Historically, media placement firms earned 15% of the total budget invested in advertising as compensation for its contributions. As some advertisers questioned the contributions of their media placement firms, reduced commission rates became common. Consider that the work involved in planning a $800,000.00 campaign vs. a $1 million campaign is not very different strategically but the standard commission dictates an additional $30,000.00 in compensation - quite a difference.

Then along came the Internet, which demanded media firms expand its expertise to remain assets to their Clients. But with online publishers eschewing accepted compensation structures, and many going under before media firms could be paid for their efforts, media firms began bearing a disproportionate share of the risk of ad planning, even after accepting reduced commissions. Agencies, publishers and advertisers began searching for more equitable compensation solutions. At epr, we feel we have developed such a solution.

The Flat Fee Plan

For a single, flat fee, epr will deliver the following:

  1. Research and assess opportunities throughout traditional and online media
  2. Devise media strategy to deliver frequency, control costs
  3. Evaluate the budget - investing too much?
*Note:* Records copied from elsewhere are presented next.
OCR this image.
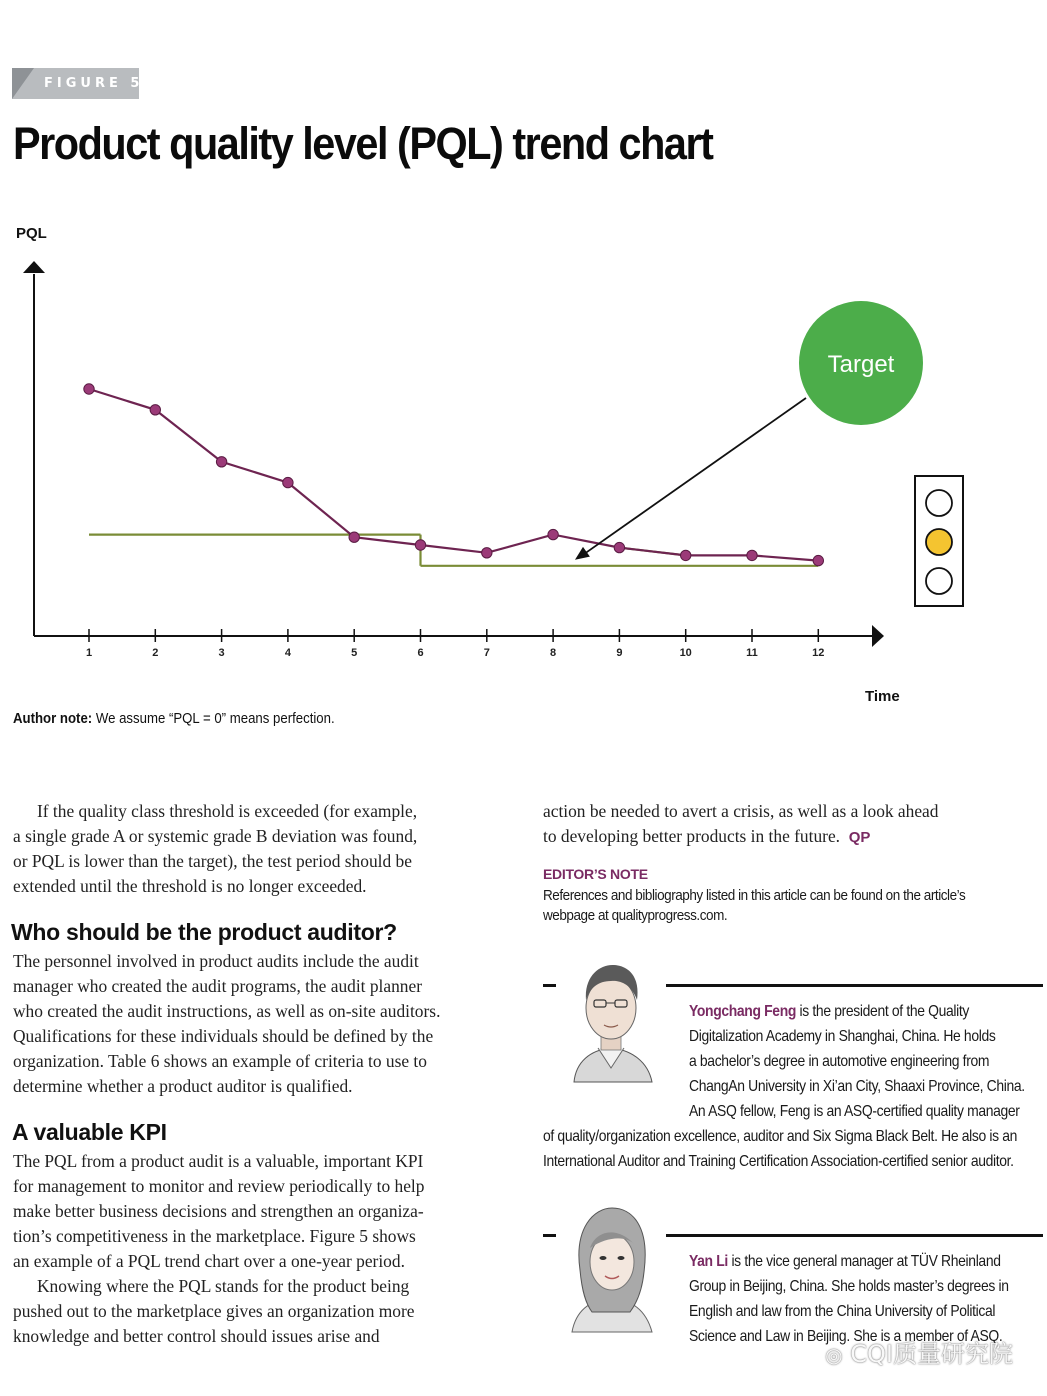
FIGURE 5
Product quality level (PQL) trend chart
PQL
Time
1	2	3	4	5	6	7	8	9	10	11	12
Target
Author note: We assume “PQL = 0” means perfection.
If the quality class threshold is exceeded (for example,
a single grade A or systemic grade B deviation was found,
or PQL is lower than the target), the test period should be
extended until the threshold is no longer exceeded.
Who should be the product auditor?
The personnel involved in product audits include the audit
manager who created the audit programs, the audit planner
who created the audit instructions, as well as on-site auditors.
Qualifications for these individuals should be defined by the
organization. Table 6 shows an example of criteria to use to
determine whether a product auditor is qualified.
A valuable KPI
The PQL from a product audit is a valuable, important KPI
for management to monitor and review periodically to help
make better business decisions and strengthen an organiza-
tion’s competitiveness in the marketplace. Figure 5 shows
an example of a PQL trend chart over a one-year period.
Knowing where the PQL stands for the product being
pushed out to the marketplace gives an organization more
knowledge and better control should issues arise and
action be needed to avert a crisis, as well as a look ahead
to developing better products in the future. QP
EDITOR’S NOTE
References and bibliography listed in this article can be found on the article’s
webpage at qualityprogress.com.
Yongchang Feng is the president of the Quality
Digitalization Academy in Shanghai, China. He holds
a bachelor’s degree in automotive engineering from
ChangAn University in Xi’an City, Shaaxi Province, China.
An ASQ fellow, Feng is an ASQ-certified quality manager
of quality/organization excellence, auditor and Six Sigma Black Belt. He also is an
International Auditor and Training Certification Association-certified senior auditor.
Yan Li is the vice general manager at TÜV Rheinland
Group in Beijing, China. She holds master’s degrees in
English and law from the China University of Political
Science and Law in Beijing. She is a member of ASQ.
◎ CQI质量研究院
Or not enough to achieve goals?
  4. Negotiate with media representatives to secure favorable rates and value-added programs
  5. Deliver recommended media plan for Client implementation
  6. Recommend measurement tools to build into ad creative
  7. Manage credit applications, contracts and placements
  8. Shield Client from media sales calls and meetings
  9. Take responsibility for securing compensation in the event of publisher's error
  10. Recommend follow-through steps to convert advertising leads into sales
  11. Review published/broadcast ads and send ad tear sheets to Client and Client sales team, if desired
  12. Monitor budget
  13. Present additional opportunities throughout the year

Or, also for a single, flat fee, epr will deliver #1 - 5 and walk away, if desired.

The epr Flat Fee media program is designed to compensate the agency for its contribution, rather than for the size of the Client's budget. Typically, the epr Flat Fee is significantly less than the standard agency commission. epr also accommodates traditional and alternative compensation plans as desired by the Client.